[Haskell-cafe] memory, garbage collection and other newbie's issues

Wed Oct 18 14:44:38 EDT 2006

On 10/18/06, Andrea Rossato <mailing_list at istitutocolli.org> wrote:
> Hi!
>
> I'm a newbie and, as a learning experience, I'm writing a feed reader
> with hscurses and hxt. For the present time the feed reader just reads
> a Liferea cache but, as you can imagine, I'm running into the usual
> newbie problems of memory consumption and garbage collection, probably
> (I'm not sure) related to strictness/laziness.
>
> Even though I spent a couple of hours search the mailing list
> archives, I did not come up with something I can relate to, so I'll
> try to explain my problem.
>
> The feed reader, that should be compatible with Liferea, takes an opml
> (1.0) file, that stores information on folders and subscribed feeds.
> It uses it as the major component of the state of a ST monad, after
> adding some attributes used by the reader UI.
>
> The UI, that uses the widget library of hscurses and is derived from
> the Contact Manager example, will just display this opml file, and
> every UI event (collapsing/expanding of folders, displaying feeds,
> tagging, flagging, and so on) is just an XML transformation of this
> opml state component.
>
> So, when the feed reader boots, only the layout of folders and
> subscribed feeds is presented to the user.
>
> When the user selects a feed do be displayed, the cached file
> containing up to 100 saved posts, is read and transformed into a data
> type (called Feed, obviously). After that this data type is
> transformed into an opml (xml) tree, that is inserted as a child in
> the appropriate place of the opml state component.
>
> Moreover the parent element of the opml state component (which holds
> the original information of the subscribed feed) is edited for adding
> general feed information (such as last update, feed's attributes, and
> so on) retrieved by reading the file.
>
> When the user collapses the feed, the added opml chunk is deleted from
> the state component (but not the added information to the parent of
> this chunk).
>
> Now, I would expect that after the opml chunk is deleted all the
> memory allocated for reading the cached file would be garbage
> collected. This is not happening, so, every time you open (or reopen)
> a feed, the used memory of the feed reader increases, and never
> decreases.
>
> After profiling I've seen that the problem is occurring in the
> function that reads the cached file:
>
> loadFeed :: String -> IO [Feed]
> readFeed id =
>     do [a] <- runX $ readDocument [(a_validate, v_0)] (cachePath ++ id)
>        return $ runLA toFeed a
>
> What this function does is reading the file with:
> h <- openFile ...
> hGetContents h
> and applying some XML filters to get the Feed type populated with the
> needed information.
>
> I tried making the function strict with $!. I tried using fps. It
> doesn't change this behaviour, obviously.

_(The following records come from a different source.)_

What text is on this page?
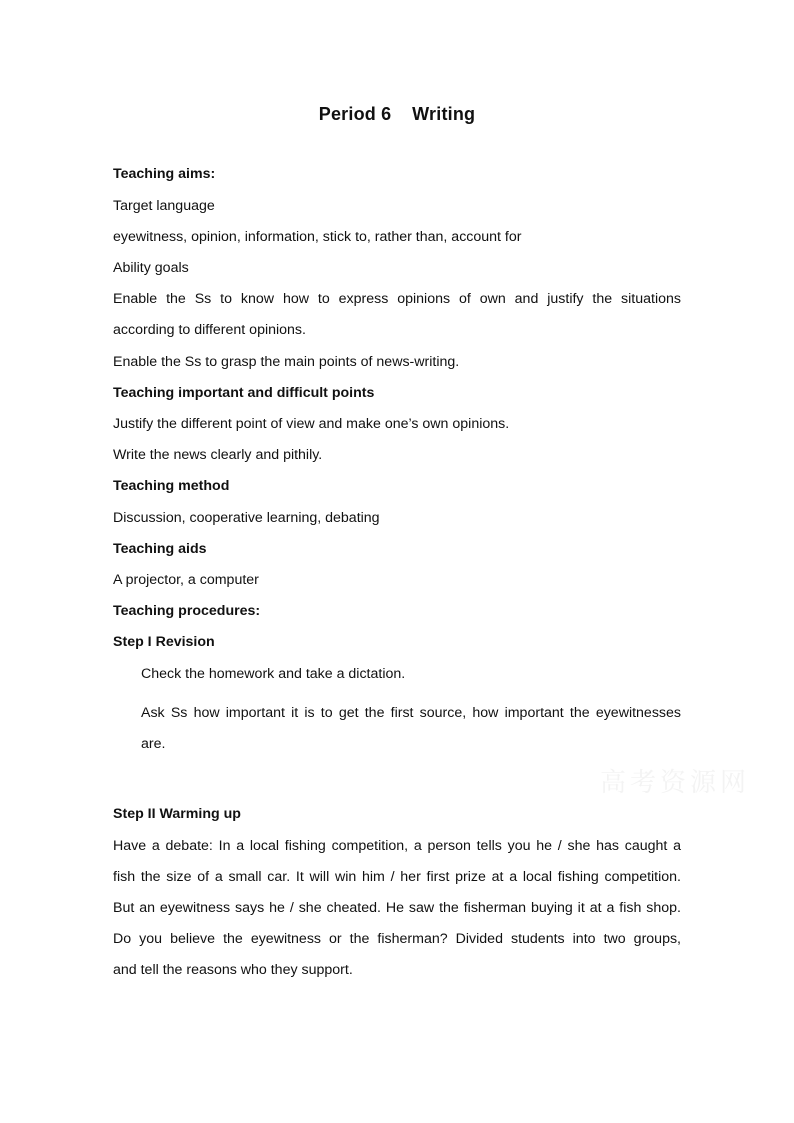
Period 6    Writing
Teaching aims:
Target language
eyewitness, opinion, information, stick to, rather than, account for
Ability goals
Enable the Ss to know how to express opinions of own and justify the situations
according to different opinions.
Enable the Ss to grasp the main points of news-writing.
Teaching important and difficult points
Justify the different point of view and make one’s own opinions.
Write the news clearly and pithily.
Teaching method
Discussion, cooperative learning, debating
Teaching aids
A projector, a computer
Teaching procedures:
Step I Revision
Check the homework and take a dictation.
Ask Ss how important it is to get the first source, how important the eyewitnesses
are.
高考资源网
Step II Warming up
Have a debate: In a local fishing competition, a person tells you he / she has caught a
fish the size of a small car. It will win him / her first prize at a local fishing competition.
But an eyewitness says he / she cheated. He saw the fisherman buying it at a fish shop.
Do you believe the eyewitness or the fisherman? Divided students into two groups,
and tell the reasons who they support.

Have you tried adding strictness annotations to your data type?  For
example, something like this:

data Foo a = Foo !a

If you do this for the datatypes you want to get deleted, my
understanding is that it will help.  I think this helps because the
garbage collector will have one less excuse for not cleaning up the
values since they will be forced to exist completely when they are
created instead of only existing partially (in which case, if I
understand correctly, the garbage collector doesn't throw away
partially constructed values).

You said you did profiling, have you done retainer profiling?  I
haven't used it myself, but I think that it is designed to help you
identify where the memory is being leaked.

I've been using haskell on and off for over a year now but still
consider myself to be mostly a newbie as well.  I started using
haskell at work recently on a project and I've found that although
haskell makes it so that I don't spend much time debugging (thanks
referential transparency!), testing (thanks quickcheck!), or writing
code (thanks haskell in general!), I do spend a lot of time profiling
and optimizing for time/space.  I think it's interesting that the
development is mostly quick and easy but polishing and making it ready
for general use can still be hard because of performance issues.
Although, I'd rather spend my time optimizing something that works
than debugging pointer problems.

HTH,
Jason